Cordiste pendant trois ans, Eric Louis a assisté, en juin 2017, à la mort de Quentin Zaraoui-Bruat, enseveli dans un silo de sucre à Bazancourt – accident auquel Basta ! a consacré une enquête. Alors que s’ouvre à Reims le procès de l’affaire, nous publions un extrait du dernier livre d’Eric Louis, Chroniques sur corde. Un récit édifiant de ce métier dangereux.
Quand on a enfoui les déchets qui sont enfouissables, recyclé ceux qui sont recyclables, exporté ceux qui sont exportables, il reste les déchets dits ultimes. Par exemple, les huiles minérales ou de synthèse, les graisses, les solvants... Tout ça est incinéré dans un four. Vu de l’extérieur, un four d’incinération est un grand tube d’acier, de vingt‐cinq mètres de hauteur, sur un diamètre de dix à douze mètres.
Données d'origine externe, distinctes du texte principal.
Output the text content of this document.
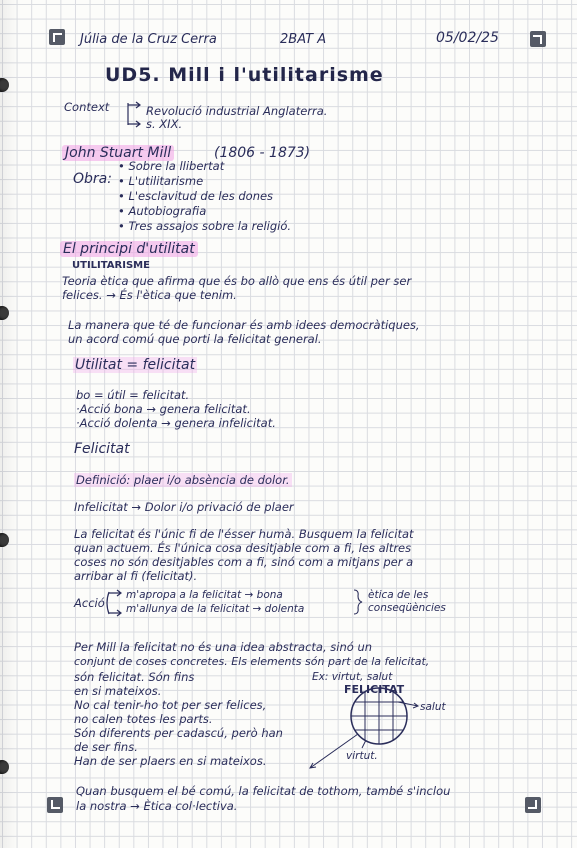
Júlia de la Cruz Cerra	2BAT A	05/02/25
UD5. Mill i l'utilitarisme
Context	Revolució industrial Anglaterra.
s. XIX.
John Stuart Mill	(1806 - 1873)
Obra:
• Sobre la llibertat
• L'utilitarisme
• L'esclavitud de les dones
• Autobiografia
• Tres assajos sobre la religió.
El principi d'utilitat
UTILITARISME
Teoria ètica que afirma que és bo allò que ens és útil per ser
felices. → És l'ètica que tenim.
La manera que té de funcionar és amb idees democràtiques,
un acord comú que porti la felicitat general.
Utilitat = felicitat
bo = útil = felicitat.
·Acció bona → genera felicitat.
·Acció dolenta → genera infelicitat.
Felicitat
Definició: plaer i/o absència de dolor.
Infelicitat → Dolor i/o privació de plaer
La felicitat és l'únic fi de l'ésser humà. Busquem la felicitat
quan actuem. És l'única cosa desitjable com a fi, les altres
coses no són desitjables com a fi, sinó com a mitjans per a
arribar al fi (felicitat).
Acció
m'apropa a la felicitat → bona
m'allunya de la felicitat → dolenta
ètica de les
conseqüències
Per Mill la felicitat no és una idea abstracta, sinó un
conjunt de coses concretes. Els elements són part de la felicitat,
són felicitat. Són fins
en si mateixos.
No cal tenir-ho tot per ser felices,
no calen totes les parts.
Són diferents per cadascú, però han
de ser fins.
Han de ser plaers en si mateixos.
Ex: virtut, salut
FELICITAT
salut
virtut.
Quan busquem el bé comú, la felicitat de tothom, també s'inclou
la nostra → Ètica col·lectiva.
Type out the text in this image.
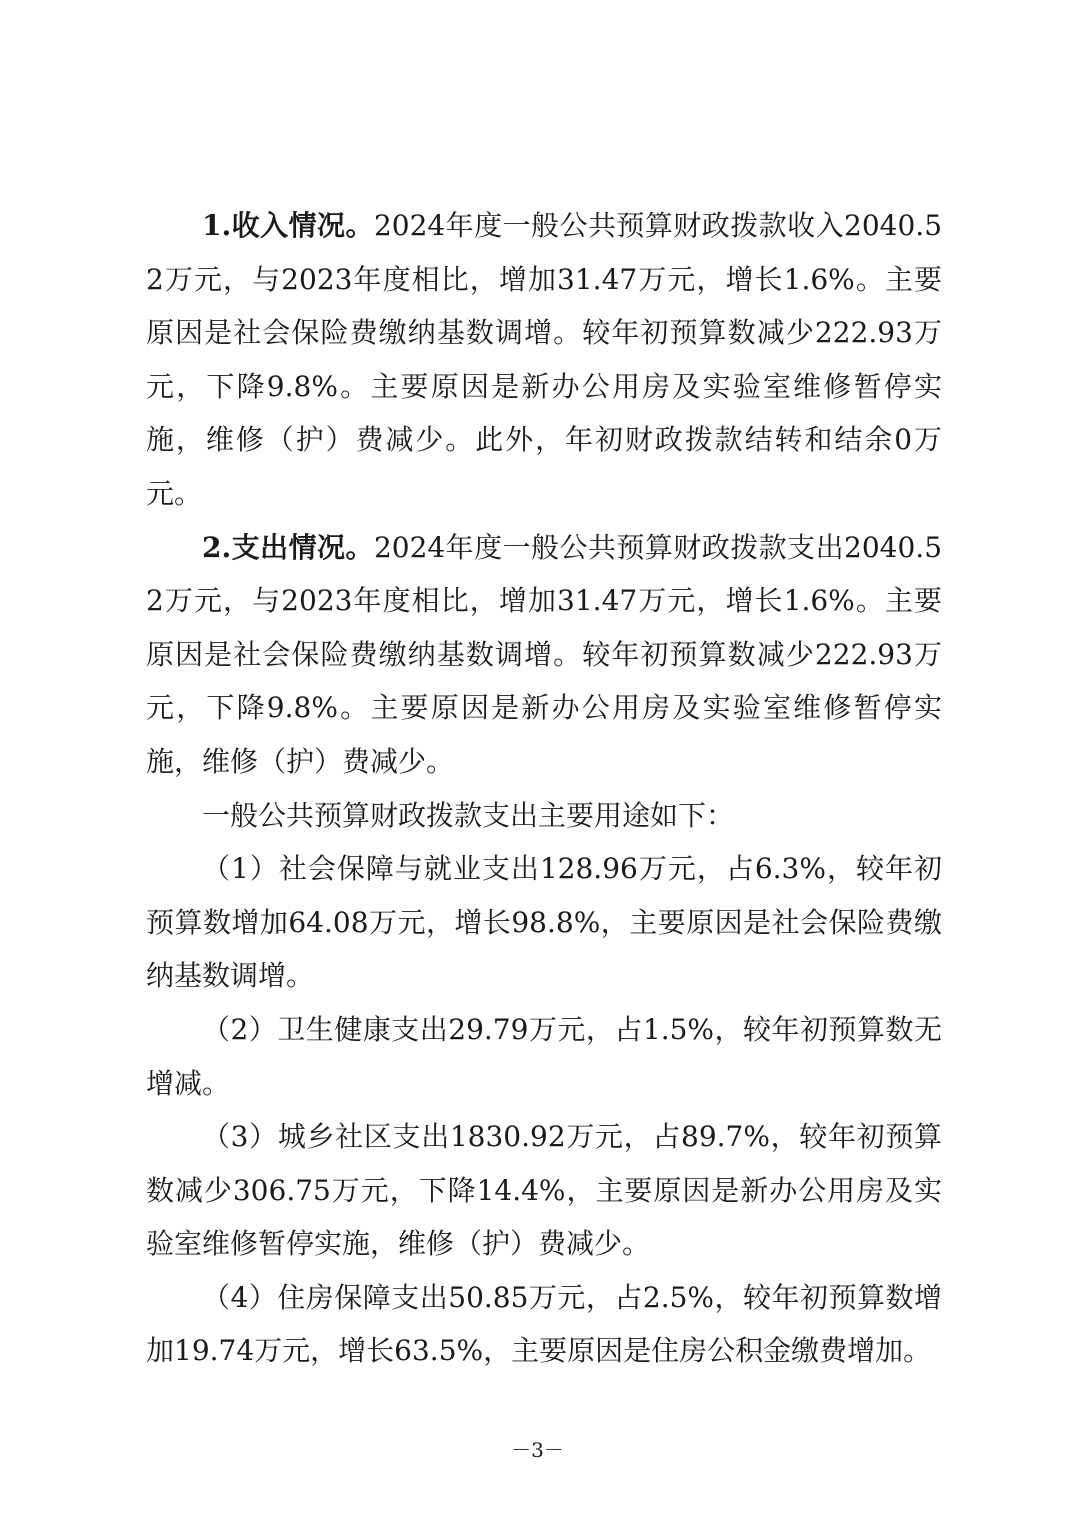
1.收入情况。2024年度一般公共预算财政拨款收入2040.52万元，与2023年度相比，增加31.47万元，增长1.6%。主要原因是社会保险费缴纳基数调增。较年初预算数减少222.93万元，下降9.8%。主要原因是新办公用房及实验室维修暂停实施，维修（护）费减少。此外，年初财政拨款结转和结余0万元。

2.支出情况。2024年度一般公共预算财政拨款支出2040.52万元，与2023年度相比，增加31.47万元，增长1.6%。主要原因是社会保险费缴纳基数调增。较年初预算数减少222.93万元，下降9.8%。主要原因是新办公用房及实验室维修暂停实施，维修（护）费减少。

一般公共预算财政拨款支出主要用途如下：

（1）社会保障与就业支出128.96万元，占6.3%，较年初预算数增加64.08万元，增长98.8%，主要原因是社会保险费缴纳基数调增。

（2）卫生健康支出29.79万元，占1.5%，较年初预算数无增减。

（3）城乡社区支出1830.92万元，占89.7%，较年初预算数减少306.75万元，下降14.4%，主要原因是新办公用房及实验室维修暂停实施，维修（护）费减少。

（4）住房保障支出50.85万元，占2.5%，较年初预算数增加19.74万元，增长63.5%，主要原因是住房公积金缴费增加。

－3－
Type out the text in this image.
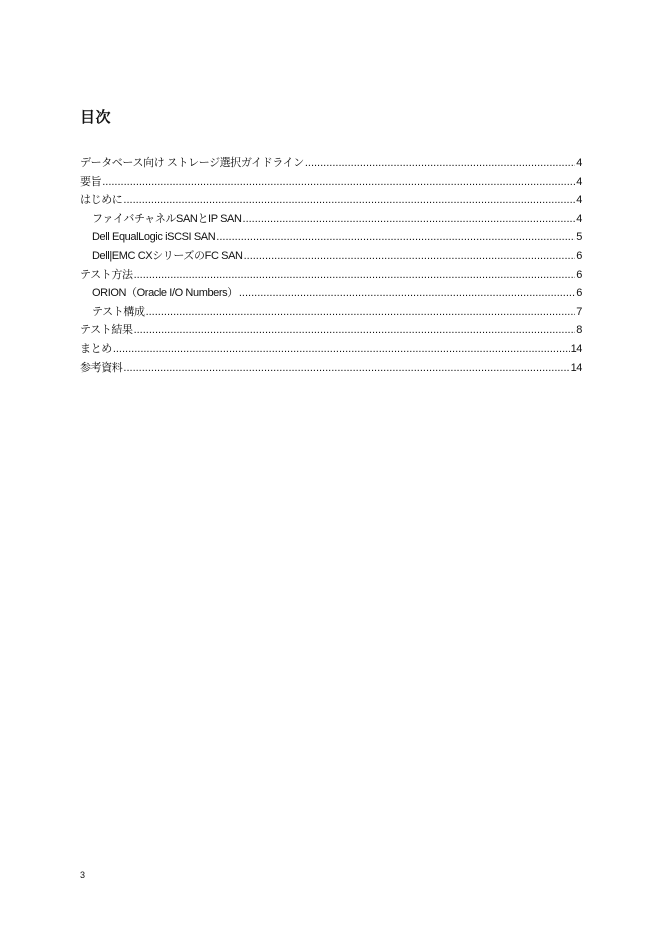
目次
データベース向け ストレージ選択ガイドライン .....	4
要旨 .....	4
はじめに .....	4
ファイバチャネルSANとIP SAN .....	4
Dell EqualLogic iSCSI SAN .....	5
Dell|EMC CXシリーズのFC SAN .....	6
テスト方法 .....	6
ORION（Oracle I/O Numbers） .....	6
テスト構成 .....	7
テスト結果 .....	8
まとめ .....	14
参考資料 .....	14
3
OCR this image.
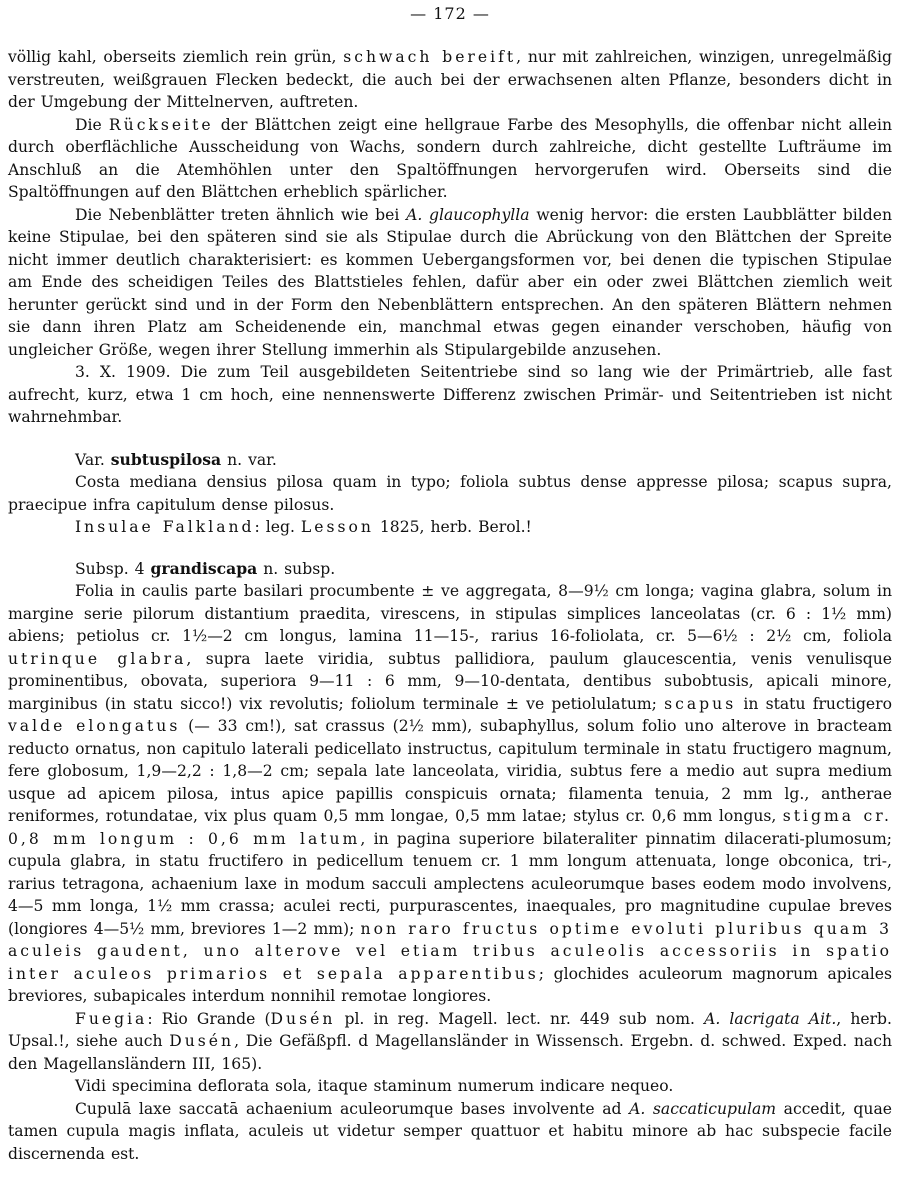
— 172 —

völlig kahl, oberseits ziemlich rein grün, schwach bereift, nur mit zahlreichen, winzigen, unregelmäßig verstreuten, weißgrauen Flecken bedeckt, die auch bei der erwachsenen alten Pflanze, besonders dicht in der Umgebung der Mittelnerven, auftreten.

Die Rückseite der Blättchen zeigt eine hellgraue Farbe des Mesophylls, die offenbar nicht allein durch oberflächliche Ausscheidung von Wachs, sondern durch zahlreiche, dicht gestellte Lufträume im Anschluß an die Atemhöhlen unter den Spaltöffnungen hervorgerufen wird. Oberseits sind die Spaltöffnungen auf den Blättchen erheblich spärlicher.

Die Nebenblätter treten ähnlich wie bei A. glaucophylla wenig hervor: die ersten Laubblätter bilden keine Stipulae, bei den späteren sind sie als Stipulae durch die Abrückung von den Blättchen der Spreite nicht immer deutlich charakterisiert: es kommen Uebergangsformen vor, bei denen die typischen Stipulae am Ende des scheidigen Teiles des Blattstieles fehlen, dafür aber ein oder zwei Blättchen ziemlich weit herunter gerückt sind und in der Form den Nebenblättern entsprechen. An den späteren Blättern nehmen sie dann ihren Platz am Scheidenende ein, manchmal etwas gegen einander verschoben, häufig von ungleicher Größe, wegen ihrer Stellung immerhin als Stipulargebilde anzusehen.

3. X. 1909. Die zum Teil ausgebildeten Seitentriebe sind so lang wie der Primärtrieb, alle fast aufrecht, kurz, etwa 1 cm hoch, eine nennenswerte Differenz zwischen Primär- und Seitentrieben ist nicht wahrnehmbar.

Var. subtuspilosa n. var.

Costa mediana densius pilosa quam in typo; foliola subtus dense appresse pilosa; scapus supra, praecipue infra capitulum dense pilosus.

Insulae Falkland: leg. Lesson 1825, herb. Berol.!

Subsp. 4 grandiscapa n. subsp.

Folia in caulis parte basilari procumbente ± ve aggregata, 8—9½ cm longa; vagina glabra, solum in margine serie pilorum distantium praedita, virescens, in stipulas simplices lanceolatas (cr. 6 : 1½ mm) abiens; petiolus cr. 1½—2 cm longus, lamina 11—15-, rarius 16-foliolata, cr. 5—6½ : 2½ cm, foliola utrinque glabra, supra laete viridia, subtus pallidiora, paulum glaucescentia, venis venulisque prominentibus, obovata, superiora 9—11 : 6 mm, 9—10-dentata, dentibus subobtusis, apicali minore, marginibus (in statu sicco!) vix revolutis; foliolum terminale ± ve petiolulatum; scapus in statu fructigero valde elongatus (— 33 cm!), sat crassus (2½ mm), subaphyllus, solum folio uno alterove in bracteam reducto ornatus, non capitulo laterali pedicellato instructus, capitulum terminale in statu fructigero magnum, fere globosum, 1,9—2,2 : 1,8—2 cm; sepala late lanceolata, viridia, subtus fere a medio aut supra medium usque ad apicem pilosa, intus apice papillis conspicuis ornata; filamenta tenuia, 2 mm lg., antherae reniformes, rotundatae, vix plus quam 0,5 mm longae, 0,5 mm latae; stylus cr. 0,6 mm longus, stigma cr. 0,8 mm longum : 0,6 mm latum, in pagina superiore bilateraliter pinnatim dilacerati-plumosum; cupula glabra, in statu fructifero in pedicellum tenuem cr. 1 mm longum attenuata, longe obconica, tri-, rarius tetragona, achaenium laxe in modum sacculi amplectens aculeorumque bases eodem modo involvens, 4—5 mm longa, 1½ mm crassa; aculei recti, purpurascentes, inaequales, pro magnitudine cupulae breves (longiores 4—5½ mm, breviores 1—2 mm); non raro fructus optime evoluti pluribus quam 3 aculeis gaudent, uno alterove vel etiam tribus aculeolis accessoriis in spatio inter aculeos primarios et sepala apparentibus; glochides aculeorum magnorum apicales breviores, subapicales interdum nonnihil remotae longiores.

Fuegia: Rio Grande (Dusén pl. in reg. Magell. lect. nr. 449 sub nom. A. lacrigata Ait., herb. Upsal.!, siehe auch Dusén, Die Gefäßpfl. d Magellansländer in Wissensch. Ergebn. d. schwed. Exped. nach den Magellansländern III, 165).

Vidi specimina deflorata sola, itaque staminum numerum indicare nequeo.

Cupulā laxe saccatā achaenium aculeorumque bases involvente ad A. saccaticupulam accedit, quae tamen cupula magis inflata, aculeis ut videtur semper quattuor et habitu minore ab hac subspecie facile discernenda est.
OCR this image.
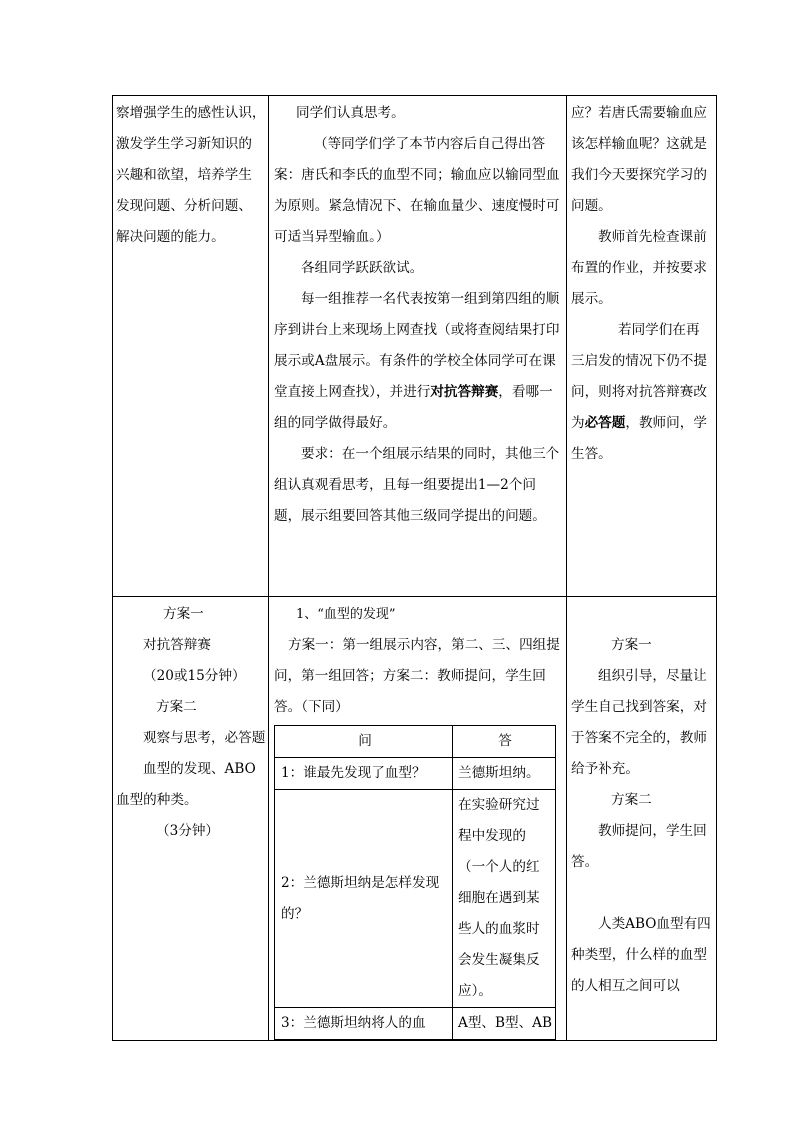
察增强学生的感性认识，

激发学生学习新知识的

兴趣和欲望，培养学生

发现问题、分析问题、

解决问题的能力。

同学们认真思考。

（等同学们学了本节内容后自己得出答案：唐氏和李氏的血型不同；输血应以输同型血为原则。紧急情况下、在输血量少、速度慢时可可适当异型输血。）

各组同学跃跃欲试。

每一组推荐一名代表按第一组到第四组的顺序到讲台上来现场上网查找（或将查阅结果打印展示或A盘展示。有条件的学校全体同学可在课堂直接上网查找），并进行对抗答辩赛，看哪一组的同学做得最好。

要求：在一个组展示结果的同时，其他三个组认真观看思考，且每一组要提出1—2个问题，展示组要回答其他三级同学提出的问题。

应？若唐氏需要输血应该怎样输血呢？这就是我们今天要探究学习的问题。

教师首先检查课前布置的作业，并按要求展示。

若同学们在再三启发的情况下仍不提问，则将对抗答辩赛改为必答题，教师问，学生答。

方案一

对抗答辩赛

（20或15分钟）

方案二

观察与思考，必答题

血型的发现、ABO血型的种类。

（3分钟）

1、“血型的发现”

方案一：第一组展示内容，第二、三、四组提问，第一组回答；方案二：教师提问，学生回答。（下同）

问	答
1：谁最先发现了血型？	兰德斯坦纳。
2：兰德斯坦纳是怎样发现的？	在实验研究过程中发现的（一个人的红细胞在遇到某些人的血浆时会发生凝集反应）。
3：兰德斯坦纳将人的血	A型、B型、AB

方案一

组织引导，尽量让学生自己找到答案，对于答案不完全的，教师给予补充。

方案二

教师提问，学生回答。

人类ABO血型有四种类型，什么样的血型的人相互之间可以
Encrassé comme un conduit de cheminée, puissance mille
Autour, une organisation de plates‐formes, de passerelles, d’escaliers en acier galvanisé permet d’y accéder. Un univers de poutrelles, de cornières métalliques soutient le tout. Étourdissant ballet de lignes d’acier qui se rejoignent et se croisent en une géométrie apparemment aléatoire, mais toutefois savamment calculée. La nature des produits brûlés, ainsi que les volumes traités, entraînent un encrassement rapide et substantiel des parois, c’est ce que l’on appelle la calamine. Un peu comme dans le conduit d’une cheminée. Mais puissance mille.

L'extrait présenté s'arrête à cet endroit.